Recently, Heartlines ran a five-week Values and Money series on SABC vernacular radio stations and Olefile was tasked to share values-based money advice and knowledge with Motsweding FM listeners in Setswana.

He says the majority of his callers were middle-aged black men, and that the plight of these men is spending money recklessly as they compete with their peers.

“They spend on cars, clothes and expensive alcohol. I believe men spend more money on unnecessary things than women,” he says.

“We can see the unnecessary spending starting again as the lockdown eases and the festive season approaches. People are tired of being at home and the season of overdoing things has begun. Drinking and spending money on alcohol is a major problem for men, there are no limits, we binge and it’s something we’re proud of and celebrate.”

Olefile says that for many, going on holiday is not always an option, so they choose to rather spend money on booze.

“There are issues with priorities. When we host an event like a wedding or a funeral, we spend thousands on alcohol. I think people in the townships are using alcohol as a means to relax and wind down, which is not a bad thing, but it becomes problematic when we overdo it.”

Olefile believes the habit of prioritising alcohol over more important needs began during the Apartheid struggle, where beer halls were built and men would drink their salaries when they got paid and returned home empty-handed.

“In the township the South African Brewery has an efficient system of delivering alcohol to shebeens on time and their sales are much higher in the township than anywhere else.”

As the festive break approaches, Olefile says this is the time to have conversations about money.

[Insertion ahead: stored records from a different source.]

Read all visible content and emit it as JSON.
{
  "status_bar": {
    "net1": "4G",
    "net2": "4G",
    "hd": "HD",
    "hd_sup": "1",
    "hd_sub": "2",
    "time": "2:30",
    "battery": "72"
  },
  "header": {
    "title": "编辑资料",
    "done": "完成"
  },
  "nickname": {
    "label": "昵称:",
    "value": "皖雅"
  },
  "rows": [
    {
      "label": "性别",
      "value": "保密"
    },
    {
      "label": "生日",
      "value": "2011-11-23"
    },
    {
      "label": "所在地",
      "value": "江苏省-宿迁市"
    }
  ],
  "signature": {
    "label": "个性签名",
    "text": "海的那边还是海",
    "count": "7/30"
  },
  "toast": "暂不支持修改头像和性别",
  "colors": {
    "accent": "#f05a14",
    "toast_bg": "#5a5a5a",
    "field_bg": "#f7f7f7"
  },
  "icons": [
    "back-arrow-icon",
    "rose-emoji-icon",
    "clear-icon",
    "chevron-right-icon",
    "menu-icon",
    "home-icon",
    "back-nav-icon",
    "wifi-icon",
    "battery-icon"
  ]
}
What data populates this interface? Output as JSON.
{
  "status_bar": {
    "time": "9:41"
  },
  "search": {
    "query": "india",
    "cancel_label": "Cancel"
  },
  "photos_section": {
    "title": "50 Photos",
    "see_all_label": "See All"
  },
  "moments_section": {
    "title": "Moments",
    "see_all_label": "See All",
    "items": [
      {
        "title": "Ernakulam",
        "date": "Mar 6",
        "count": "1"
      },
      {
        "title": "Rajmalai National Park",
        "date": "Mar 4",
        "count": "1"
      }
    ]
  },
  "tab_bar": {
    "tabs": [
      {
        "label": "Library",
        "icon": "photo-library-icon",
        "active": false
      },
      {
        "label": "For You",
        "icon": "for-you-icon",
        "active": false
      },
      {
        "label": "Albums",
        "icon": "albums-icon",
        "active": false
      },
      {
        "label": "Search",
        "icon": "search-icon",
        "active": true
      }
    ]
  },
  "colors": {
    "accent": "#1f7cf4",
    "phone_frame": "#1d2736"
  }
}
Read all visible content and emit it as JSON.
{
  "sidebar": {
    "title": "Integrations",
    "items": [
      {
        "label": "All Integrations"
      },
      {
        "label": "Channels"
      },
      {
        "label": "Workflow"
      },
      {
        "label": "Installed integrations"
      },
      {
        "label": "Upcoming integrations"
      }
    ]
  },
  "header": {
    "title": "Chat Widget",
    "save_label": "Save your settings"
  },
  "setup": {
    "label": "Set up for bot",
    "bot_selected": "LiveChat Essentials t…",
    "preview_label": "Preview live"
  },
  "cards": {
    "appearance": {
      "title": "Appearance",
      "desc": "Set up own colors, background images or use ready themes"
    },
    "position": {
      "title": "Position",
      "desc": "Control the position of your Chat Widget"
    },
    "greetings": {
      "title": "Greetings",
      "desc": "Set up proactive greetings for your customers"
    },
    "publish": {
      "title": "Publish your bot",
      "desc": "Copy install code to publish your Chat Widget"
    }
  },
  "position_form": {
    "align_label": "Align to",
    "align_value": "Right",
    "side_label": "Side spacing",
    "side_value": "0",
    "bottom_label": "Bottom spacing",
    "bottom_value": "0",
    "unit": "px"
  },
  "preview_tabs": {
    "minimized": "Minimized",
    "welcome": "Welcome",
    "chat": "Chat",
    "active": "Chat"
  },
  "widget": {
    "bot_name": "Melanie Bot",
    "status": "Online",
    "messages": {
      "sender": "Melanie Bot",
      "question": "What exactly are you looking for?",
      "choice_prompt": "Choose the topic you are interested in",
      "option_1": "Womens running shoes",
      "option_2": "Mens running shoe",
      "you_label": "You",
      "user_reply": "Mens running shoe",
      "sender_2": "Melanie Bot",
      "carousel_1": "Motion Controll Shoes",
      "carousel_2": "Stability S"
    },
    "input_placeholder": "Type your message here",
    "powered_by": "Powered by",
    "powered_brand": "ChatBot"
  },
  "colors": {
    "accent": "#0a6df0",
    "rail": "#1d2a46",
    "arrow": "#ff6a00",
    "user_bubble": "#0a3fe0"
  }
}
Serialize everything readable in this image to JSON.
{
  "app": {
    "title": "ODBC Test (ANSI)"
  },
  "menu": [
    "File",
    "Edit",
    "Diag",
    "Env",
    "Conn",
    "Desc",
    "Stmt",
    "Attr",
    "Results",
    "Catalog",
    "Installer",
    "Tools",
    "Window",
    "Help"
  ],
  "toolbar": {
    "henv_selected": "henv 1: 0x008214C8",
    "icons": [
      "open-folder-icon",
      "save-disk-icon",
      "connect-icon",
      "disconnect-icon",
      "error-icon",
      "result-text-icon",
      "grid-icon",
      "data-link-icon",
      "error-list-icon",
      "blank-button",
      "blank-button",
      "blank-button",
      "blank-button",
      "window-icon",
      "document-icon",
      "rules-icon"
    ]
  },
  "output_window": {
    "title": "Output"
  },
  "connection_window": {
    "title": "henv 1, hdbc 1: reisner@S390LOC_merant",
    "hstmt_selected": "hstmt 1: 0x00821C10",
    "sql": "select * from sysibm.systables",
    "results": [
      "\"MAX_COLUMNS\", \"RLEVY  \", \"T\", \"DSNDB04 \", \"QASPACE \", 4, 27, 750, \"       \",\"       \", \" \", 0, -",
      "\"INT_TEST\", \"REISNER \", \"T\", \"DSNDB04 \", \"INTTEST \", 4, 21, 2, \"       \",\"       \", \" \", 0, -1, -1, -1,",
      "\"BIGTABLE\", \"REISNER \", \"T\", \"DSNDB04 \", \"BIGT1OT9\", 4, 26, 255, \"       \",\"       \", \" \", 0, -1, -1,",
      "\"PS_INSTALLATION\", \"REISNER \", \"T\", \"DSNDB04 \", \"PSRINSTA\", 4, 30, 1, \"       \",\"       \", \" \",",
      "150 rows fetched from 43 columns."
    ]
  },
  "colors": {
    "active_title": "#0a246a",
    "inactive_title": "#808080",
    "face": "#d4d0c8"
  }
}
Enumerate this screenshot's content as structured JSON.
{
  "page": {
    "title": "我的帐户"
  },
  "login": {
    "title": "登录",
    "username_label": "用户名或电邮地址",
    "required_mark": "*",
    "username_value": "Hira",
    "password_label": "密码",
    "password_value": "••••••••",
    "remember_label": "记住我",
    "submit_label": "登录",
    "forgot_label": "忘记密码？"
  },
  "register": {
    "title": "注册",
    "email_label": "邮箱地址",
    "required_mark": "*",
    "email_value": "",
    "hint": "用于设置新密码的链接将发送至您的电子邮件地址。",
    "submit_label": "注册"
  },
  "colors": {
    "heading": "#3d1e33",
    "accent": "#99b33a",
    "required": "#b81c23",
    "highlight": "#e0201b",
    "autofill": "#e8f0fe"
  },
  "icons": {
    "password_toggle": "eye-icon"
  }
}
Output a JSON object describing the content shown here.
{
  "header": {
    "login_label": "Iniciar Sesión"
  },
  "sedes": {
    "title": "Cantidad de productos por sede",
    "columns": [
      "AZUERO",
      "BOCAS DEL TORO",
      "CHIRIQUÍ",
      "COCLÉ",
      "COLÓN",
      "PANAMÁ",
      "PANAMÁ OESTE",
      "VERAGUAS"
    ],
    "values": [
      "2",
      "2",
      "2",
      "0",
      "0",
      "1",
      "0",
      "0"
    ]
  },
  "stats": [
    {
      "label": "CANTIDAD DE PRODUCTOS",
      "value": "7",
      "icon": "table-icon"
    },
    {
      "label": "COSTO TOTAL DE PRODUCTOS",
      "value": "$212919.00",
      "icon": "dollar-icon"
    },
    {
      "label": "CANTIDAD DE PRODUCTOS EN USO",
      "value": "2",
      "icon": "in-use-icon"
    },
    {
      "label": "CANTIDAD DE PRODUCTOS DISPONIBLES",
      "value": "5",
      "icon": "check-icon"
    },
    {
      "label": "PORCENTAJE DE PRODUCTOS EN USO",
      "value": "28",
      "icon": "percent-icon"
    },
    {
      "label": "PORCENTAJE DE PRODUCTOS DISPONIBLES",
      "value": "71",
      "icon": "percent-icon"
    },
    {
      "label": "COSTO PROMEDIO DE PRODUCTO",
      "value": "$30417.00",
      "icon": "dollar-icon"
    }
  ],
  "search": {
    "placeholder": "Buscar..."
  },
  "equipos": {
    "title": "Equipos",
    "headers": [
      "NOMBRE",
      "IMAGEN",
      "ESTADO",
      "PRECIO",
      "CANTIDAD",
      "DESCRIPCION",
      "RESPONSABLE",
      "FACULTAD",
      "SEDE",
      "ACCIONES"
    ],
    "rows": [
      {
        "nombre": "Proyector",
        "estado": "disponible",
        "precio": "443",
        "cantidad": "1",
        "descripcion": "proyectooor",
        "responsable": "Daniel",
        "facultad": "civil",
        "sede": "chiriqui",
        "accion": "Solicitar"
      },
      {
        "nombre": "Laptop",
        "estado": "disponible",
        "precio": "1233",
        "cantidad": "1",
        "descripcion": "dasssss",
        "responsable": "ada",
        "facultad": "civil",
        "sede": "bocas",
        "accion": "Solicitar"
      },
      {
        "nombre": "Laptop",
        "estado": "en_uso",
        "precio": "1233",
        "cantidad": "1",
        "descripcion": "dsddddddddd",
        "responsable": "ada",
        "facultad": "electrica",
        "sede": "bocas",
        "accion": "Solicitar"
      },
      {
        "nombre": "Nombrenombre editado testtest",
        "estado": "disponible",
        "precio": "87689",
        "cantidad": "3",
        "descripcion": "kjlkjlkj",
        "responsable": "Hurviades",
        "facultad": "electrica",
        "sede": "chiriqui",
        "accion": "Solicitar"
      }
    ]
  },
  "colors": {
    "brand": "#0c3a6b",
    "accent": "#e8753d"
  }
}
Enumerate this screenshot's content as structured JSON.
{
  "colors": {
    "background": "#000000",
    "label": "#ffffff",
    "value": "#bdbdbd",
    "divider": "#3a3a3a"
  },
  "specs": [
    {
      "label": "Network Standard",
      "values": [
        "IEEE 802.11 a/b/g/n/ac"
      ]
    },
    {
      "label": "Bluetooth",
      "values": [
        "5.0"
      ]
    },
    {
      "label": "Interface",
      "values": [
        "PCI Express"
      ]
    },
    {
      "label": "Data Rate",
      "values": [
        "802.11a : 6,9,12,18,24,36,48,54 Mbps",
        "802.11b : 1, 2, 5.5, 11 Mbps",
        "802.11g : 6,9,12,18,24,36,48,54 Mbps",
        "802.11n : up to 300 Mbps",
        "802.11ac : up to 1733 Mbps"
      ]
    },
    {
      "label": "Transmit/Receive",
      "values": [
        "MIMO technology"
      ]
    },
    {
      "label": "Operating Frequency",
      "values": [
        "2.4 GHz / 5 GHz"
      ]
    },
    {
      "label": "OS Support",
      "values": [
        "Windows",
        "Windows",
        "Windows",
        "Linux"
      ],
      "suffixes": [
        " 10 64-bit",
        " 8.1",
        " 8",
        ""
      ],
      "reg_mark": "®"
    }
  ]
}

“We all know the popular reference to the month of January as ‘Janu-worry’ because we know that during the festive season there is a lot of reckless spending and by the first of January, the money is finished and then we worry about school fees, text books and uniform for our children and how we are going to get through the month until the next pay-check.”

Olefile says the solution is reaching people through financial education to teach them an alternative lifestyle.

“We need to have conversations where we interrogate our behaviour as a society,” he says. “If we don’t do so we are fighting a losing battle.”